Fratelli coltelli! Ormai siamo al botta e risposta senza soluzione di continuità. Riceviamo la nota della consigliera Benfatto che pubblichiamo per dovere di cronaca:
«Rieccoci al classico gioco di chi, non potendo difendere la propria condotta, cerca di buttar fuori chi la denuncia.
Leggo con stupore il comunicato del Coordinatore cittadino Calenduccia e del Capogruppo Virgolini.
Si tratta di una nota che, nel tentativo di screditarmi, cade in una contraddizione evidente: da un lato affermano che non avrei titolo per esprimere critiche perché non facente parte del gruppo consiliare FDI, dall’altro però hanno ritenuto opportuno convocarmi e sottopormi a un “processo politico” come se fossi parte integrante. Delle due l’una: o sono esterna e dunque la riunione è stata una forzatura, oppure sono interna e allora le mie osservazioni sono legittime.
Per quanto possa dar fastidio sono tesserata a Fratelli d’Italia, eletta all’interno di un percorso politico (Diventerà Bellissima) confluito nel Partito e come tale posso promuovere le azioni che reputo legittime. Tentare di ridurre la mia denuncia a un atto privo di significato non li deresponsabilizza davanti alla città: semmai li inchioda di più. Perché non hanno risposto su ciò che ho contestato, ma solo su di me. Il problema, per loro, non sono le ragioni che ho posto sul tavolo — troppo scomode per essere affrontate — ma il fatto che io abbia avuto il coraggio di porle. È la solita strategia: mettere a tacere chi denuncia, anziché dare risposte ai cittadini.
È grottesco sentirli parlare di “serietà e coerenza”. Va ricordato che il Coordinatore cittadino non è certo uno qualunque: già premiato dal Partito con un incarico politico, avrebbe dovuto essere il primo a dare esempio di equilibrio e imparzialità. Invece ha scelto di recitare la parte del pubblico ministero in un processo improvvisato contro di me. Evidentemente, non gli basta un ruolo: vuole anche fare il giudice, l’arbitro e il boia.

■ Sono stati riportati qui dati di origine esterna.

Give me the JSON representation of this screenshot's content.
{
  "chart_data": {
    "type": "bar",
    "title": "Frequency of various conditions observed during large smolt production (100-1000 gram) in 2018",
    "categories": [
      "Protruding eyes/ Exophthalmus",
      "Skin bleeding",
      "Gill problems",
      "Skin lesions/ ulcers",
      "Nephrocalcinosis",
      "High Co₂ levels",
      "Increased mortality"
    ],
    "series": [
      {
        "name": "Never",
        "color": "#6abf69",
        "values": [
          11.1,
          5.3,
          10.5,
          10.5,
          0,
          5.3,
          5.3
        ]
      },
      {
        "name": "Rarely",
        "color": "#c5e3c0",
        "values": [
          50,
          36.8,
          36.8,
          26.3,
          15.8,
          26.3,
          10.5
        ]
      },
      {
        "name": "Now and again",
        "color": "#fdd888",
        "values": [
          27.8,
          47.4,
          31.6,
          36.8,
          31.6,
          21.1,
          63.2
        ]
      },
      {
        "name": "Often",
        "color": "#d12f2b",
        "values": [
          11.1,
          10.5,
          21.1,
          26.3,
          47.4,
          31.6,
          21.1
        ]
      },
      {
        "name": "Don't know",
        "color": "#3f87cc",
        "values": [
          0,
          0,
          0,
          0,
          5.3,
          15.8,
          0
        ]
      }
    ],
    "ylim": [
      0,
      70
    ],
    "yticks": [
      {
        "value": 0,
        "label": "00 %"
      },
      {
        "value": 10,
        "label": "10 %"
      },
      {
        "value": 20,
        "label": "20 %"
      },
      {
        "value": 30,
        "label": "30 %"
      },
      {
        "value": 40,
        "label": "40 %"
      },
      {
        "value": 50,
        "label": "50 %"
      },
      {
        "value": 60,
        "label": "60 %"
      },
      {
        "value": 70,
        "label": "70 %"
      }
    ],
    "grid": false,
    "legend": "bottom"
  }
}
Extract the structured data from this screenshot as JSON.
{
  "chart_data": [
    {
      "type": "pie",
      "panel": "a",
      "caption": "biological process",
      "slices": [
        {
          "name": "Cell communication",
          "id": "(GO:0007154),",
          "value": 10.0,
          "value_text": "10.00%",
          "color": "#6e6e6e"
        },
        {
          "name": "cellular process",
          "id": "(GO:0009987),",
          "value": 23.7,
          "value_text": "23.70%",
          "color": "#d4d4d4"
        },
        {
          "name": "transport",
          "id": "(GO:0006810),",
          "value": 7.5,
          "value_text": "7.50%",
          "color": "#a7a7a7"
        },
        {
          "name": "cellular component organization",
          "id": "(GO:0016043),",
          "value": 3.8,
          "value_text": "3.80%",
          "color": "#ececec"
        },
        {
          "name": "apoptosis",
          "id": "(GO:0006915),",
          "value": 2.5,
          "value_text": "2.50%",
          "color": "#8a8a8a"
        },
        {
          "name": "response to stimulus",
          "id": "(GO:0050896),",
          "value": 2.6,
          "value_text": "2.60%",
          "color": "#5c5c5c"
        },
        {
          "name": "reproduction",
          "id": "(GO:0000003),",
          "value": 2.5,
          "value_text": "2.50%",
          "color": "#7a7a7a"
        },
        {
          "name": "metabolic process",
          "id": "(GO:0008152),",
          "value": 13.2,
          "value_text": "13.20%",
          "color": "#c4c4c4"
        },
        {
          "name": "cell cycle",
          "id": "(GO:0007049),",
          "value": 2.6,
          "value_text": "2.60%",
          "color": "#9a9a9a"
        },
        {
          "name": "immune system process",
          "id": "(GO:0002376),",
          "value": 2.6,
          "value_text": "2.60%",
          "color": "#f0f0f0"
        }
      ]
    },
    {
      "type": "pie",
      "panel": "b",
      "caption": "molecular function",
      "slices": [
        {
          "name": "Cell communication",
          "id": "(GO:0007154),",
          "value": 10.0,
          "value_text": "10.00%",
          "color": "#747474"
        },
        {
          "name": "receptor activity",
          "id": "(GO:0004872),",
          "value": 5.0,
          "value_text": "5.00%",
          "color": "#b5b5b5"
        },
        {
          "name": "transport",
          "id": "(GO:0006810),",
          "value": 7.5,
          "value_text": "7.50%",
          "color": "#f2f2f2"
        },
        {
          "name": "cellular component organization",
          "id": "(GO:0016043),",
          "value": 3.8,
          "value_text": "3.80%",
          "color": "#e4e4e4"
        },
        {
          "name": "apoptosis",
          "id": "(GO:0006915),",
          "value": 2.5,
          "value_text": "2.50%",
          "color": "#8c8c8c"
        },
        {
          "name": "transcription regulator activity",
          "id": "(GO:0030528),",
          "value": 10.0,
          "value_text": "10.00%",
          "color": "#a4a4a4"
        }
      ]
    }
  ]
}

Quanto al Capogruppo Virgolini, sarà ricordato per la sua opposizione fatta di lettere aperte e comunicati: tante parole, zero azioni. Un metodo che non indebolisce solo la sua credibilità personale, ma l’intera opposizione, ridotta a una rappresentazione di facciata.
Non meno grottesco è il coro degli indignati che condividono il comunicato , molti dei quali so per certo che pensano esattamente lo stesso dei due ma, come loro, temono chi mette la verità davanti a ogni cosa. Ecco che la loro risposta è la fotografia più nitida di un mondo politico che preferisce attaccare chi scoperchia verità scomode, piuttosto che affrontare i veri problemi della città; che non conosce le regole del partito che pretende di dirigere; che non si pone mai in ascolto, incapace di utilizzare strumenti quali logica, intelligenza e riflessione. Tutto questo invece servirebbe a comprendere che certi meccanismi sono stati ormai svelati, sono chiari alla città e che certi metodi non sono più accettati. Bisogna assumersi la responsabilità di avviare un processo di miglioramento a livello di rappresentanza locale.
Dopo anni di prassi consolidate capisco che gli viene difficile accettare che l’attività politica non si misura con ciò che si può ottenere chiedendo e che la stessa non si nutre di ruoli rivendicati senza titoli, quali rendite personali che non hanno nulla a che vedere con il servire la città. Mi pesa onestamente anche scrivere questa replica, ma il silenzio verrebbe usato per alimentare soltanto confusione: la stessa confusione che la mia azione politica vuole invece dirimere. Per questo rispondo, spero per l’ultima volta, lasciando le valutazioni a chi di dovere.
La verità è che i cittadini non vedono un confronto politico, ma lo spettacolo amaro di una classe dirigente ripiegata sulle proprie piccole convenienze, incapace di guardare oltre sé stessa. E davanti a questo spettacolo, la gente comprende quanto sia basso il livello di chi pretende di rappresentarla.
Non ho bisogno di alzare la voce. Mi basta restare fedele a un principio semplice: l’umiltà non si invoca come scudo, si dimostra con i fatti».